Pucks - wet or dry, talk to me!

Is it better to have a really dry puck at the end of a shot, or a sloppy wet puck (ooo err)?! I bought some coffee from pact recently and notice the puck after I pulled a shot was super dry and solid. Normally my pucks are dryish but not like this. The grind was for my AeroPress so not as fine as it should be for the Gaggia, but i was amazed how dry it was. Can someone give me a rub down on the pros and cons and how dry ones puck should be? Ta.


----------



## jeebsy (May 5, 2013)

How did it taste?


----------



## DavecUK (Aug 6, 2013)

Lewis. said:


> Pucks - wet or dry, talk to me!
> 
> Is it better to have a really dry puck at the end of a shot, or a sloppy wet puck (ooo err)?! I bought some coffee from pact recently and notice the puck after I pulled a shot was super dry and solid. Normally my pucks are dryish but not like this. The grind was for my AeroPress so not as fine as it should be for the Gaggia, but i was amazed how dry it was. Can someone give me a rub down on the pros and cons and how dry ones puck should be? Ta.

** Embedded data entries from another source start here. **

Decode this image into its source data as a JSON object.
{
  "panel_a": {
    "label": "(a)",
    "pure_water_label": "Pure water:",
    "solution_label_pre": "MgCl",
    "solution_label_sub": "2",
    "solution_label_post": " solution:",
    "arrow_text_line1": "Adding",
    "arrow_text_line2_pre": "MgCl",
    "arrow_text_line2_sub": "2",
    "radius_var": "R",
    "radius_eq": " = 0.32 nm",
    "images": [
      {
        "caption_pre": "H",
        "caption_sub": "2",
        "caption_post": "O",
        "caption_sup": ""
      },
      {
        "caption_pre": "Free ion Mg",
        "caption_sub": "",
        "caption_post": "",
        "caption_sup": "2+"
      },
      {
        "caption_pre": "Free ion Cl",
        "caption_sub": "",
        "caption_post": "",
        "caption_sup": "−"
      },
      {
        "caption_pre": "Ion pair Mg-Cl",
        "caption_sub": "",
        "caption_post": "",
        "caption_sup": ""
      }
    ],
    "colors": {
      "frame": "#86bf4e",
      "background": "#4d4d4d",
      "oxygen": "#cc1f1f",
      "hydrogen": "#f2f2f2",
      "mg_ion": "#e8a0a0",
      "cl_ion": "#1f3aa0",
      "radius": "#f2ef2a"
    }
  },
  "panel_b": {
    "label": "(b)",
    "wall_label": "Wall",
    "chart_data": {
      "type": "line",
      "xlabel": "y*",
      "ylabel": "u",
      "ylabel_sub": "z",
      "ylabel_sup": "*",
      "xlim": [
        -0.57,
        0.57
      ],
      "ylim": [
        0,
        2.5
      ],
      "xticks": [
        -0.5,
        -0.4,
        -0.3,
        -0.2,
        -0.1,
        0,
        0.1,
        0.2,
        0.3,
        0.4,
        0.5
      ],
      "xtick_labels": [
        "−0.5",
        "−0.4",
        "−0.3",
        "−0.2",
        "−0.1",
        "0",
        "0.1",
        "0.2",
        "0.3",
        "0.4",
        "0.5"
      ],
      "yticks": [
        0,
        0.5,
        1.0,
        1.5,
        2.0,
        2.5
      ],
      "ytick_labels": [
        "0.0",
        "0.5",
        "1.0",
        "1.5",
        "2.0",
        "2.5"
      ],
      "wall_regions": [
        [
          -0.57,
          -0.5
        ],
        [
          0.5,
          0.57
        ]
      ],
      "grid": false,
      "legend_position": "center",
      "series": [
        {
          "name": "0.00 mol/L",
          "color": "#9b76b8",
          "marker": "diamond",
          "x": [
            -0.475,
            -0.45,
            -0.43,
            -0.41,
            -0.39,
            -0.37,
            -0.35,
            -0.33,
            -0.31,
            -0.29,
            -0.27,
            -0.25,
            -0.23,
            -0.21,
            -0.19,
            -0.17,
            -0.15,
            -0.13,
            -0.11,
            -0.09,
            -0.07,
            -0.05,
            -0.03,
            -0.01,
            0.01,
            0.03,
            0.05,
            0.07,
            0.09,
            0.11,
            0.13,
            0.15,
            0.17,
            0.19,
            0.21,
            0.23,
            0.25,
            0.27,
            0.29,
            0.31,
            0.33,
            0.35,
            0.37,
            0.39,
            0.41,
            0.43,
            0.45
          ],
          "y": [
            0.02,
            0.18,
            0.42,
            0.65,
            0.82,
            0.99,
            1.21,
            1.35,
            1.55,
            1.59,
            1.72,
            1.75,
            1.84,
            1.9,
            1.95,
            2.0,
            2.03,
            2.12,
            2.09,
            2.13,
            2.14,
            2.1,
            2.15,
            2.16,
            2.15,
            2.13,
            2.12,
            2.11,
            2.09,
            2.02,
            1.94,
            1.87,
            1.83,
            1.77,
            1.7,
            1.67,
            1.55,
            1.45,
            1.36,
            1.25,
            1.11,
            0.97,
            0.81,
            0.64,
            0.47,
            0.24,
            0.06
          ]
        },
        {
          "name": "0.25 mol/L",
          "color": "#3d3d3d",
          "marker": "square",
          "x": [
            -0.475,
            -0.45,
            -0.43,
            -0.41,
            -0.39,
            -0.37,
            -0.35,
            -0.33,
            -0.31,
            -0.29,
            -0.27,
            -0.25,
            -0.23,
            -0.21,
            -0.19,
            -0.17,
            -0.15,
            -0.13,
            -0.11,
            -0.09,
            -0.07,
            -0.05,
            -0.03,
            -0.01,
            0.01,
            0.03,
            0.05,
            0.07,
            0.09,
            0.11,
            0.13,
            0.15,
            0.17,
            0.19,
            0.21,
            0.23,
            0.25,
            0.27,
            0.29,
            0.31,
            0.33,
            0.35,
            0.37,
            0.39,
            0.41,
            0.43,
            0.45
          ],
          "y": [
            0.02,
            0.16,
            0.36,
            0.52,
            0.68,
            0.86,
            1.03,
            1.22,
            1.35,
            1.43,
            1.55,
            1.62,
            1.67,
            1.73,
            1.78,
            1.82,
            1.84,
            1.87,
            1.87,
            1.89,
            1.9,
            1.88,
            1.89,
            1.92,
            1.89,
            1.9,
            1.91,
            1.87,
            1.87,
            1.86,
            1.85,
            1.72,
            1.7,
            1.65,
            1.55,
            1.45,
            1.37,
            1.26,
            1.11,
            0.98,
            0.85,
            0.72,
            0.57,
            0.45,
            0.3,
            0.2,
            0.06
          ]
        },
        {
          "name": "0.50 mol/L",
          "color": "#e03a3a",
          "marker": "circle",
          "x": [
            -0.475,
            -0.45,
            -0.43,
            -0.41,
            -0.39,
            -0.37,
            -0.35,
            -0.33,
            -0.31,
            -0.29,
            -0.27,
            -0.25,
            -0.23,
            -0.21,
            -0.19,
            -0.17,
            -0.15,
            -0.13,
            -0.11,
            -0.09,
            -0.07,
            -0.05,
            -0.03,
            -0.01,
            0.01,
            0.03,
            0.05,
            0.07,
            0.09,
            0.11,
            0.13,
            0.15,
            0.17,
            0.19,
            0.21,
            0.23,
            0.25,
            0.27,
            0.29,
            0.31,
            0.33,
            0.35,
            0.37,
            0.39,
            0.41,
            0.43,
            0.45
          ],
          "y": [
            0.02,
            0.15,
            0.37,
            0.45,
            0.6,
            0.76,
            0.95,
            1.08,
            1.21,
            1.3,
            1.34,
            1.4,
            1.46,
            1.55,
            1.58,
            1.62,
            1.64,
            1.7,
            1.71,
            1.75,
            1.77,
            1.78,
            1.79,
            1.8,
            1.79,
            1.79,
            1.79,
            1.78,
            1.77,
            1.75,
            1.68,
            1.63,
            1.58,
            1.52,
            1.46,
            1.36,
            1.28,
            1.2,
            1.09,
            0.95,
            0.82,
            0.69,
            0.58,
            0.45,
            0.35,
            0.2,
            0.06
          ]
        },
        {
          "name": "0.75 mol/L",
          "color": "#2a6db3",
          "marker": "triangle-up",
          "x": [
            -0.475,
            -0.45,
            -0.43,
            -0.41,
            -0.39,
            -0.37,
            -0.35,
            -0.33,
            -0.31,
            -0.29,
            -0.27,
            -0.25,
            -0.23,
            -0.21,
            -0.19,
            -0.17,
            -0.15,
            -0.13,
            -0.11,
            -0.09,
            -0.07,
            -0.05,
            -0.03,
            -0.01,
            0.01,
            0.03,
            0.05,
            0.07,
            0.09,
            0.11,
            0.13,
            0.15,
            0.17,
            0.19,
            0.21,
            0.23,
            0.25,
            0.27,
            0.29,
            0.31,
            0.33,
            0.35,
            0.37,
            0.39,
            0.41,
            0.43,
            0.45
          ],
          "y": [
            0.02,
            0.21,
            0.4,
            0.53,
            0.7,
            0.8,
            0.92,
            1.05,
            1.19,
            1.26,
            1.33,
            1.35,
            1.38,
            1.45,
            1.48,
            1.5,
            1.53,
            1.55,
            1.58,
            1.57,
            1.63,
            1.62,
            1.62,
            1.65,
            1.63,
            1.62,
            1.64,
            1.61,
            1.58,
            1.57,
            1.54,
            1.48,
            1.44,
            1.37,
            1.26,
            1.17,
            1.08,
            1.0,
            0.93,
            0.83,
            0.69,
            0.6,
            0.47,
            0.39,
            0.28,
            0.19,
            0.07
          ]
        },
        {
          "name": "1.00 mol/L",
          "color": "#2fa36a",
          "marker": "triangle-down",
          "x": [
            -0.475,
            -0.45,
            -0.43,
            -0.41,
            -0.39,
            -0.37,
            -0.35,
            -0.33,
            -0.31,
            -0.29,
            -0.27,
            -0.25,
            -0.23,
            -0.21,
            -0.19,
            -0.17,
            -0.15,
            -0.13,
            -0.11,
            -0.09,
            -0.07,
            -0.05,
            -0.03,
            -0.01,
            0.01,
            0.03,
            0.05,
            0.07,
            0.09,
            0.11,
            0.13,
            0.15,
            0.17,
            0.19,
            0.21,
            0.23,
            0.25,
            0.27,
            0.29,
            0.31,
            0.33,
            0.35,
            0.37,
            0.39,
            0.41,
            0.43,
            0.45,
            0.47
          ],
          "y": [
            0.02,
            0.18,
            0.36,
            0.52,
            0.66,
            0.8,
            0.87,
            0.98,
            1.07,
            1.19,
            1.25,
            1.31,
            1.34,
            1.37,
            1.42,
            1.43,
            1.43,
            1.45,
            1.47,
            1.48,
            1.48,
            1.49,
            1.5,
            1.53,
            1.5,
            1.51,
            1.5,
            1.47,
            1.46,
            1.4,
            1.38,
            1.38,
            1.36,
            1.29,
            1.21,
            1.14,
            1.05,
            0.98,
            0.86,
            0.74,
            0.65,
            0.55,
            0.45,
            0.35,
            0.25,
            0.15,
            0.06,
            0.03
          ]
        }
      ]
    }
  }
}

it's difficult to say when there is limited context, dry might be fine, wet might be fine, or something in between, it depends?

*
I'll give you some examples of things that affect the pucks wetness or dryness: *


Single or Double basket

Overfilled or not

Pre ground or do you grind yourself

What Coffee was it

How fast was the shot

volume or weight of shot

Weight of coffee used

Freshness of the coffee

extraction pressure

extraction temperature


----------



## DavidBondy (Aug 17, 2010)

For what it is worth, I have found that darker roasts have wetter pucks than lighter roasts if all other parameters stay the same. As a dark roaster, I am used to it and as Jeebsy says, if it tastes great does it really matter? I do not think that there is an answer to your question!

David


----------



## aFiercePancake (Dec 8, 2013)

Some of my machines leave wet pucks, others do not. I get equally good shots from both. As Dave points out, there are several factors that can leave users with wet pucks; my experience is that some machines and setups are more prone to dry or wet pucks, but neither necessarily correlate to good or bad shots. If it tastes good, don't worry about it.


----------